Since I am only investing in 36 month loans, the loans I expect to own have a duration of 36 months to one month. I would prefer to own an equal amount for each month on the duration ladder. That sounds simple enough but these loans pay down principal like any other loan which means it will take exact accounting to validate the purchase.
Weighting based on grades is more complex. The charge off rate increases as the grade gets lower. This is expected and validates the grade. I want to minimize my exposure to loans that will default (be charged off) and that means holding a larger amount in the higher grades. In looking at the 2012 – 2013 loans, the charge off rate versus grade approaches a line. There is an academic realm of consumer behavioral expectations that I would like to explore regarding credit, but this is designed to be about me.
If I were to accept a normal amount of risk, I would weight linearly along the grade scale. However, I am not willing to accept a normal amount of risk due to my age and retirement horizon. Thus, I have decided to use a geometric scale to establish a weighting pattern. The result is a weighting pattern where the highest grade has a target weight 19 times higher than the weight of the lowest grade.
So my routine becomes a simple pattern of downloading the loans for sale, filtering based on my criteria, sorting by the highest discount rate, and determining if the note would fit into my portfolio. Given the bandwidth I have access to, this should take less than five minutes each day.

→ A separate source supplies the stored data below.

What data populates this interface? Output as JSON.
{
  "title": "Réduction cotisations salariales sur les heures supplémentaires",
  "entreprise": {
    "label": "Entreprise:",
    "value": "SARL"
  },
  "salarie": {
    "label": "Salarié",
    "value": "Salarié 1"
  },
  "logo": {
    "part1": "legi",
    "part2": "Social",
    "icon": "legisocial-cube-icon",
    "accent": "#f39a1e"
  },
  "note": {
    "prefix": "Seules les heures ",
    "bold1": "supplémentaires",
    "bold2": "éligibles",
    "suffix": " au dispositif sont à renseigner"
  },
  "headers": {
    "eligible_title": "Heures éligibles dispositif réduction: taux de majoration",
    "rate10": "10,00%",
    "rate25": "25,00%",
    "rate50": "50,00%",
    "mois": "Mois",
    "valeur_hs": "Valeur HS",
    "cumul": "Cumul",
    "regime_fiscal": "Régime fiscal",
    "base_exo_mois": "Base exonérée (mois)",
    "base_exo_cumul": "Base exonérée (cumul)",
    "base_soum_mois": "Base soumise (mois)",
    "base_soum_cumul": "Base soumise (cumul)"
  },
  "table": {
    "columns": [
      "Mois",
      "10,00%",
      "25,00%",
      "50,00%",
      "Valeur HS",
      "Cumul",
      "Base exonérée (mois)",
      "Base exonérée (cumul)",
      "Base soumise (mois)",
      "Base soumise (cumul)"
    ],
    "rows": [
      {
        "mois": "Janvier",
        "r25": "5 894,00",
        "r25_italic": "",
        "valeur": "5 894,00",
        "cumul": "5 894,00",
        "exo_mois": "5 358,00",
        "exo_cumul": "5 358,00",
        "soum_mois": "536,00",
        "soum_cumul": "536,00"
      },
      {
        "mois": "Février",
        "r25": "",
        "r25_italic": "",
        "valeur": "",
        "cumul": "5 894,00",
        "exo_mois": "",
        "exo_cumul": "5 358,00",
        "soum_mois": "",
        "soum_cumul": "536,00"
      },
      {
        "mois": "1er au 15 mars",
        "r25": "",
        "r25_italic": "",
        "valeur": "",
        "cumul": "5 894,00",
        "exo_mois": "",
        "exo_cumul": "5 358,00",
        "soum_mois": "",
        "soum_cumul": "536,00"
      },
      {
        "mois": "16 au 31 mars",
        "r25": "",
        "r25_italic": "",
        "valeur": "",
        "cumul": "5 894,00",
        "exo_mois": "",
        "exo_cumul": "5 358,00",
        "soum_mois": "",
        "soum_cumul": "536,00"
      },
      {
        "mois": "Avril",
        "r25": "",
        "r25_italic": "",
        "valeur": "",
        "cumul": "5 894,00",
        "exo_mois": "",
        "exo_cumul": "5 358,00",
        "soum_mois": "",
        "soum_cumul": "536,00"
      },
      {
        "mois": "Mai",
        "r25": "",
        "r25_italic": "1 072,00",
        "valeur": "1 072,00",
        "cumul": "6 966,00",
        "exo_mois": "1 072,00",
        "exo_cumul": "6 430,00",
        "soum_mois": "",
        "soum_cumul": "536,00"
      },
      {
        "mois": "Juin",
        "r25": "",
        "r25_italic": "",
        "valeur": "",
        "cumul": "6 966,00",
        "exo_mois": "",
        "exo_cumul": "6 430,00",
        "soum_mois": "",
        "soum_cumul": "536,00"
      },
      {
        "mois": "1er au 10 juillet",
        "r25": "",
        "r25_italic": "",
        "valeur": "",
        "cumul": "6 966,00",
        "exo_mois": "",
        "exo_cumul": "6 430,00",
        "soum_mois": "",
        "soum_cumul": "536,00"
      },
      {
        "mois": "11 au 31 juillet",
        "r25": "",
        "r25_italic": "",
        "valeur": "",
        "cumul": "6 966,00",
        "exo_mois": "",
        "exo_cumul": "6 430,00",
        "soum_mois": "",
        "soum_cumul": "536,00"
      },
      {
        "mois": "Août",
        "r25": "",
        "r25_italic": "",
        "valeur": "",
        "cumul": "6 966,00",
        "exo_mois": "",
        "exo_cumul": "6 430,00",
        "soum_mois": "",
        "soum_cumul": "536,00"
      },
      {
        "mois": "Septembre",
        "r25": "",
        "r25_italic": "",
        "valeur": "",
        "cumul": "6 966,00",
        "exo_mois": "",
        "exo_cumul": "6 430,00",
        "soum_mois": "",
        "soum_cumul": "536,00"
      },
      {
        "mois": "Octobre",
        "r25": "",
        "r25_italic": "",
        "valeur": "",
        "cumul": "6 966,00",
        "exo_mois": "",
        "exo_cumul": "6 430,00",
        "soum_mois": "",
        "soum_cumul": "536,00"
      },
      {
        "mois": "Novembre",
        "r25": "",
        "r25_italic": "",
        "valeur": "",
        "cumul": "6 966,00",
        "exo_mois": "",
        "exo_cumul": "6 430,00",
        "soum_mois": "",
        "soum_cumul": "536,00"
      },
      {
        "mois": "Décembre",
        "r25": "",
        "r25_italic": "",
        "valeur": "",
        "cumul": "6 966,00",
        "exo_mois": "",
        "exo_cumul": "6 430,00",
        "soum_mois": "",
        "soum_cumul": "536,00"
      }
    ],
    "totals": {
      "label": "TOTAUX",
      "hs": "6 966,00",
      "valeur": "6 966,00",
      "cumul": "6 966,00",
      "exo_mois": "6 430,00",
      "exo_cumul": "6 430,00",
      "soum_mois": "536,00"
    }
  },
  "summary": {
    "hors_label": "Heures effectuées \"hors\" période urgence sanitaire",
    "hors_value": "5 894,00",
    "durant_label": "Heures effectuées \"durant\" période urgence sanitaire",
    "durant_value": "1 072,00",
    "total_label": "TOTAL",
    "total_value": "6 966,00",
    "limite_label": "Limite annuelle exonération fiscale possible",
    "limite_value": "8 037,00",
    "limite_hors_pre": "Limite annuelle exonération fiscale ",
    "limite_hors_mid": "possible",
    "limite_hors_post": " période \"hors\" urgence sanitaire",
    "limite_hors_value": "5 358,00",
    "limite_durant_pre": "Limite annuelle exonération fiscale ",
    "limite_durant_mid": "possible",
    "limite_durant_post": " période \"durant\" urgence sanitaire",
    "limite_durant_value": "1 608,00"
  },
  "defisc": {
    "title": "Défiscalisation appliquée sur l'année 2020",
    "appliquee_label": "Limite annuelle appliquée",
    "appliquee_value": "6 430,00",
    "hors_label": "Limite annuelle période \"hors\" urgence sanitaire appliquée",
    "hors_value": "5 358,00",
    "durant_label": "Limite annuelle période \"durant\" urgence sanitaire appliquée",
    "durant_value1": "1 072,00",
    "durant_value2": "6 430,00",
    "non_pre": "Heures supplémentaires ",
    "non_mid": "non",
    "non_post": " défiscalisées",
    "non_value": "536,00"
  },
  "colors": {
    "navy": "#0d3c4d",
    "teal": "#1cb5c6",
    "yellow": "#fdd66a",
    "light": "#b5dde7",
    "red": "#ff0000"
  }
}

As an aside, I am a little concerned about the amount of effort I will have to put into this, specifically on the accounting side. Each time a note posts a payment, I’ll need to markdown the principal that is paid. The purpose is to keep the amount available for each duration period accurate. At first I thought there would be only 36 loans — one for each duration period. Then I realized as principal is paid down, I can go into the secondary market and purchase smaller loans to back fill that period. Suddenly, the number of loans I would be owning became a number large and unknowable.
I think I should be able to keep track weekly and it should take less than an hour, but that will depend on whether there is seven loans with payments or seventeen. I really want to only do this weekly. It will match up with the weekly work I perform on the equity side of the portfolio. This will be an interesting experience as I continue learning about peer to peer lending.